An infinitely long single wire with current I1 = 2.5 A and a rectangle wire loop with current I2 = 0.25 A are in the same plane as shown. The dimensions of the loop are a = 0.025 m and b = 0.025 m. The infinite wire is parallel to side AD of the loop and at a distance d = 0.025 m from it.
I1 = 2.5 A
I2 = 0.25 A
a = 0.025 m
b = 0.025 m
d = 0.025 m
Part (a) Express the magnitude of the magnetic force Fad, from I1 on wire AD in terms of I1, I2, d and the loop dimensions.
Part (b) Calculate the numerical value of Fad in N.
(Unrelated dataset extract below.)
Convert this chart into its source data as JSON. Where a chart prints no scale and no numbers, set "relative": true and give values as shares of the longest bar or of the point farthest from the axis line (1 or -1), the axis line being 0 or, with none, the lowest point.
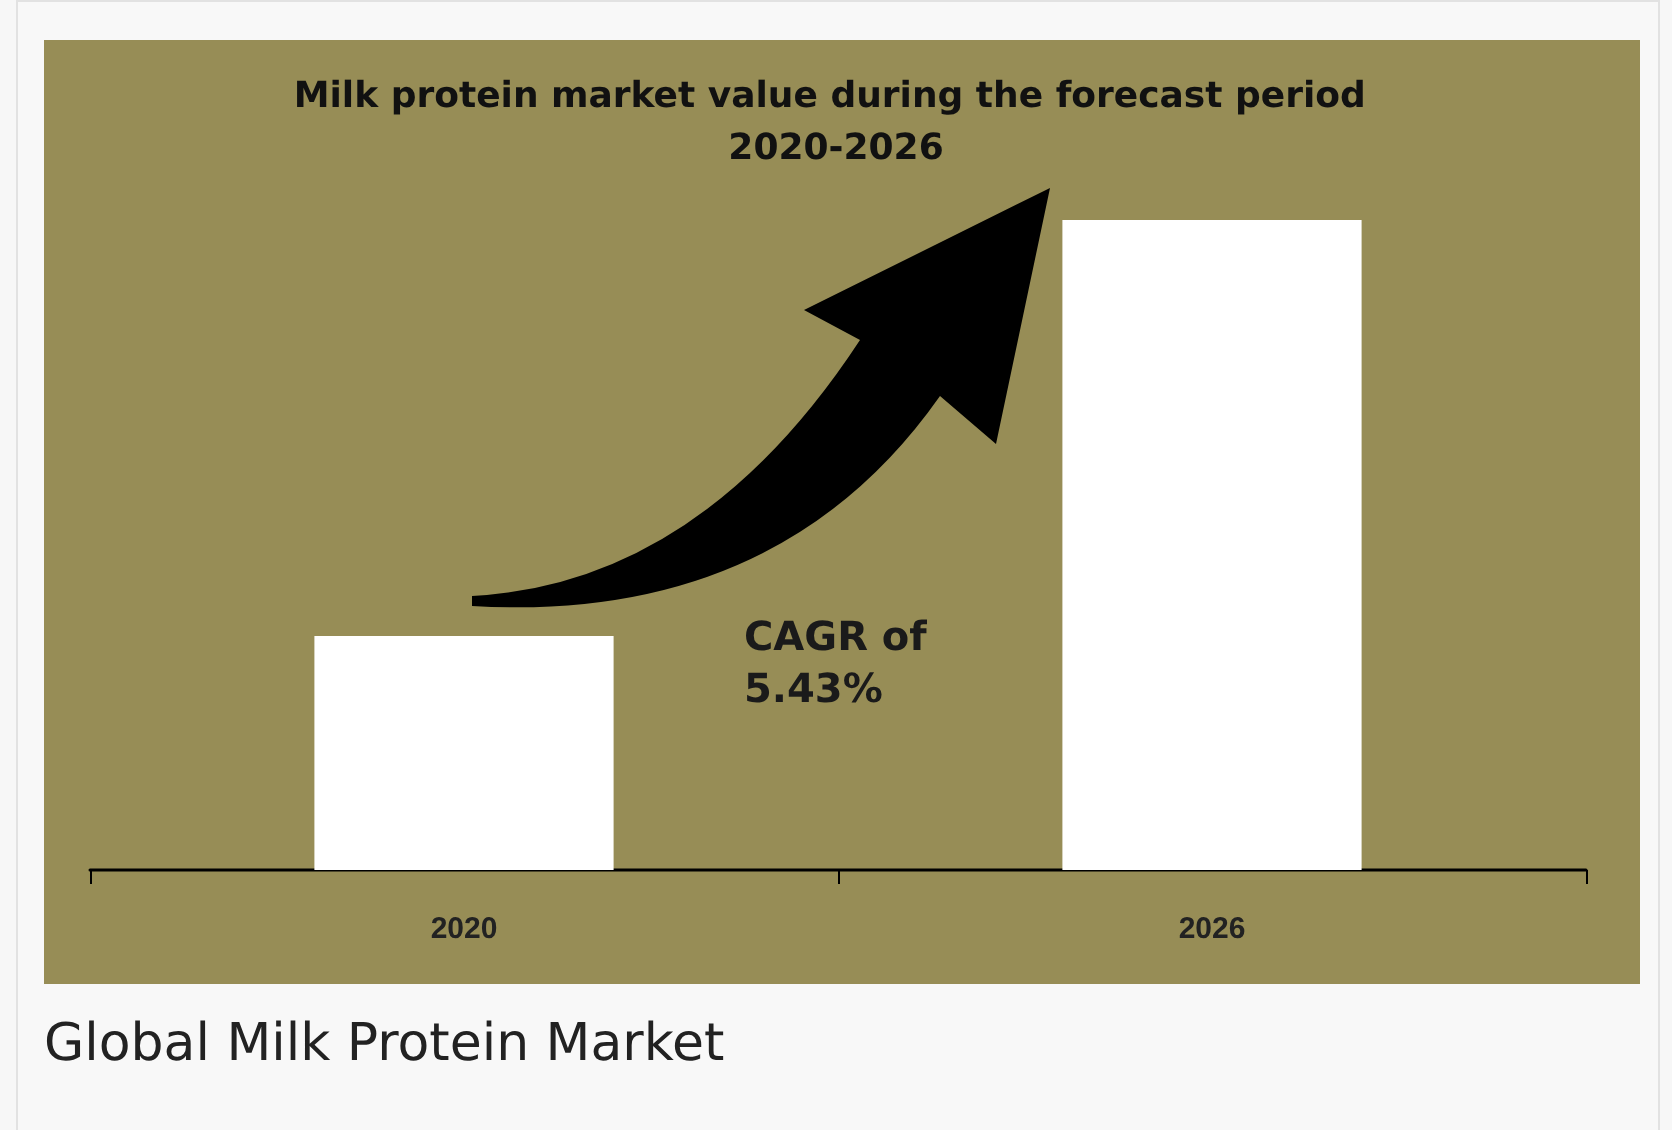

Part (c) Express the magnitude of the magnetic force Fbc, from I1 on wire BC in terms of I1, I2, a, b, and d.
Part (d) Calculate the numerical value of Fbc in N.
Part (e) Is the force of Fad repulsive or attractive?
Part (f) Is the force of Fbc repulsive or attractive?
Part (g) The forces of Fad and Fbc both act on the infinite wire I1. Do they sum to produce a net attractive or repulsive force?
Part (h) Calculate the numerical value of the sum of the forces F = Fab – Fbc on the infinite wire in N.
A solenoid is created by wrapping a L = 90 m long wire around a hollow tube of diameter D = 4.5 cm. The wire diameter is d = 0.9 mm. The solenoid wire is then connected to a power supply so that a current of I = 9 A flows through the wire.
L = 90 m
D = 4.5 cm
d = 0.9 mm
I = 9 A
Part (a) Write an expression for the number of turns, N, in the solenoid. You do not need to take into accountthe diameter of the wire in this calculation.
Part (b) Calculate the number of turns, N, in the solenoid.
Part (c) Write an expression for the length of the solenoid (L2) in terms of the diameter of the hollow tube D, assuming it is constructed by using only 1 layer of loops (note that most solenoids are actually constructed with many layers, to maximize the magnetic field density).
Part (d) Calculate the length of the solenoid (L2) in meters.
Part (e) Calculate the magnitude of the magnetic field at the center of the solenoid in Teslas.